The TCL script is invoked for each message to be filtered. Return codes
can signal what is to be done (highlighting, deleting.) with the message
in the current folder. Other TCL primitives can be used to generate and
send a response to the message, to file the message in another folder or
take other action
.
The TCL-sifter scripts may be created manually, but this can't be expected from most users. A configuration program that generates the TCL scripts will be needed. In most cases the scripts will be very simple and will be not much more than a series of print statements with a few variable substitutions. The ability to create scripts manually will be a big advantage to power users. They will be able to create very powerful and complicated scripts without having to have write C, have a copy of the source code or recompile.
Perhaps the most substantial advantage to using a scripting language is that it can be uploaded to a mail server (e.g. POP or IMAP) to implement mail sifting as the message is delivered by the MTA.
A further advantage is that of great extensibility and flexibility in the sifting functionality at the server without having to change the server software. Especially when the client user has no control of the server software. When a new sifter feature is conceived it can be simply coded in TCL and uploaded to the server. Two different kinds of mail client software that share access to a mail access server can also both make use of the sifting features on it. In fact the sifting features would be more tied to the client than the server.
There are some down sides to this though. If a script is coded by hand and accidentally has an infinite loop in it there will be problems. The larger problem is at the server because the user has no way to abort it. Allowing the uploading of code for a general purpose programing language to a server changes the character of the server from one where the resources consumed by a client was fairly fixed to one where the are potentially unchecked. It is possible to place limits on the amounts a server instance is allowed to consume, but it will be difficult to gracefully terminate a script in progress. Another way to avoid some of these adverse conditions on the server is to have all scripts uploaded to the server be generated by a program. That is to discourage or even prevent a user from manually writing scripts to be uploaded.
In summary, using a TCL based scripting language has some significant advantages in its generality and open endedness. It does not restrict a prior the functionality of a mail sifter. It also has the potential to be a common scheme for filtering among several mail clients. It has some down sides in that an interpreter is required and implementing the interpreter and script generator is probably more work than implementing a simple rules file. It also may allow a user to consume a disproportionate amount of resources on the server that executes the sifter. Last, using an existing language like TCL leverages the expertise of it's designers and because it is in common use takes advantage of a growing community of TCL programmers.

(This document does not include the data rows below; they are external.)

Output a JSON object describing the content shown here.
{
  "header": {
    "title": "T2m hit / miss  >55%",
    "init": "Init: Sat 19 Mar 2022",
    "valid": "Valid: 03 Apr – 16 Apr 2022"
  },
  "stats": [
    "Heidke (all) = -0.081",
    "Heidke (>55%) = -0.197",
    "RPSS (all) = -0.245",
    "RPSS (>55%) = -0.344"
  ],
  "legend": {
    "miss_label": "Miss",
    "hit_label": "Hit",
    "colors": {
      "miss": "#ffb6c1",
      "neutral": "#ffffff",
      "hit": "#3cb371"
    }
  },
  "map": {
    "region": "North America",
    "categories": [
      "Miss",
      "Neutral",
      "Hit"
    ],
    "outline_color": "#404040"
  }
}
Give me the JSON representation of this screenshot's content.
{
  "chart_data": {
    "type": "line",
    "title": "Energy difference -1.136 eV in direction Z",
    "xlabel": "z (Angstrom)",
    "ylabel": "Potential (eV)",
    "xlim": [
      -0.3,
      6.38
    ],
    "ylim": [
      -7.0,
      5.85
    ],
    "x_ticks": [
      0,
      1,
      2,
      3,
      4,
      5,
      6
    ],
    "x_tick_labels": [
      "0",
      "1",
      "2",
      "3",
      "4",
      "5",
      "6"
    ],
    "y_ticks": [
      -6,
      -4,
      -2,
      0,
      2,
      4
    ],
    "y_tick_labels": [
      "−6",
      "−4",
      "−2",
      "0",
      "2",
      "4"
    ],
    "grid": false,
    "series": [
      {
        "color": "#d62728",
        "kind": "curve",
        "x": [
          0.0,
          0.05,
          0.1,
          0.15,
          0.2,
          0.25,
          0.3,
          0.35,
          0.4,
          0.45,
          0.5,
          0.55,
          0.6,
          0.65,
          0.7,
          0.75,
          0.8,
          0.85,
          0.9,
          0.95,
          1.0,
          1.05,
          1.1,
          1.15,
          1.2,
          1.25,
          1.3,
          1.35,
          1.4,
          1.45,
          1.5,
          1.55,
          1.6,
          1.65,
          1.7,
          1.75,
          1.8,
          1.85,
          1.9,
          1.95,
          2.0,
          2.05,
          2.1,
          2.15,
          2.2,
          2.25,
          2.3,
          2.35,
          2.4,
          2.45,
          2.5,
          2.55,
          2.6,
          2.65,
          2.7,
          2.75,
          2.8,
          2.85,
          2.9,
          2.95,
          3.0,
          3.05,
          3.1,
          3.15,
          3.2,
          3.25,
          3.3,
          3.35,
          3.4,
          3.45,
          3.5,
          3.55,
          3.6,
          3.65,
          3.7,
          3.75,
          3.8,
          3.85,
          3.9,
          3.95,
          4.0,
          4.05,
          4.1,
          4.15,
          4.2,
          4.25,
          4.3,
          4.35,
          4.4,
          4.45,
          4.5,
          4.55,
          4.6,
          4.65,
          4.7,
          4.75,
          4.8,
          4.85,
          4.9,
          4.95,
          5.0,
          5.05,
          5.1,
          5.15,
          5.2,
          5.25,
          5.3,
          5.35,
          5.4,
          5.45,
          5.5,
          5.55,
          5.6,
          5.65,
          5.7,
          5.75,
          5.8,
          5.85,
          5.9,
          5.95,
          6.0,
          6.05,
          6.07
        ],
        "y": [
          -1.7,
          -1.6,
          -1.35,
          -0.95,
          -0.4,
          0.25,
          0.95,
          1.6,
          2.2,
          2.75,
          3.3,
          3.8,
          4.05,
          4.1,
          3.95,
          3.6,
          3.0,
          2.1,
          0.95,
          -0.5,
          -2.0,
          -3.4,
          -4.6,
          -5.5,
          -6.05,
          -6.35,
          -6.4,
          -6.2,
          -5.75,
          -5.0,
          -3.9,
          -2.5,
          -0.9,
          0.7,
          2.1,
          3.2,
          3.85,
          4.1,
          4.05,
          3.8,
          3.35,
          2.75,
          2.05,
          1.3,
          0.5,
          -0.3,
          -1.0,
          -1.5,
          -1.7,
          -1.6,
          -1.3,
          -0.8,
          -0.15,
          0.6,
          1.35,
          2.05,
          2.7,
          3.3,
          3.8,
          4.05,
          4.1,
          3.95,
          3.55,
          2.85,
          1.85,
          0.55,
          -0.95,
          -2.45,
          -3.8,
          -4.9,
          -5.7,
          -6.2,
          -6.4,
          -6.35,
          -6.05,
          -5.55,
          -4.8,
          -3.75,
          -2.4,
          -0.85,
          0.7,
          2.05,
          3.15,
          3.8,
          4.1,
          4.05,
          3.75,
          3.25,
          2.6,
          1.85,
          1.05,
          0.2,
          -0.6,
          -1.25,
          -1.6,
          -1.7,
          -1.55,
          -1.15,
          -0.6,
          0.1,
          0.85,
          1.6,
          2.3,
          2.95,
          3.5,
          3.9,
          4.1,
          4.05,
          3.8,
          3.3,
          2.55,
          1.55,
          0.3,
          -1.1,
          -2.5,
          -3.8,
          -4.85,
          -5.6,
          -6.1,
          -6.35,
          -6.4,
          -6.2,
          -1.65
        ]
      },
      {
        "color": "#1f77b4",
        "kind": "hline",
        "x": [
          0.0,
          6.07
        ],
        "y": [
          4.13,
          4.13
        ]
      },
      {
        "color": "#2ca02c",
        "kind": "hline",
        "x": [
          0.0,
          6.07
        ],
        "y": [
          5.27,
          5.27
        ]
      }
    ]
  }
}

As of this writing none of this is implemented. The first step will be creating TCL interpreter extensions for the c-client in order to build the most basic sifter that matches patterns in message headers and files messages based on those patterns. Since a large part of the goal of the project is to study usability of the end system the priority will be on adding sifter features and advancing the sifter configuration manager, rather than on creating server and MTA sifters.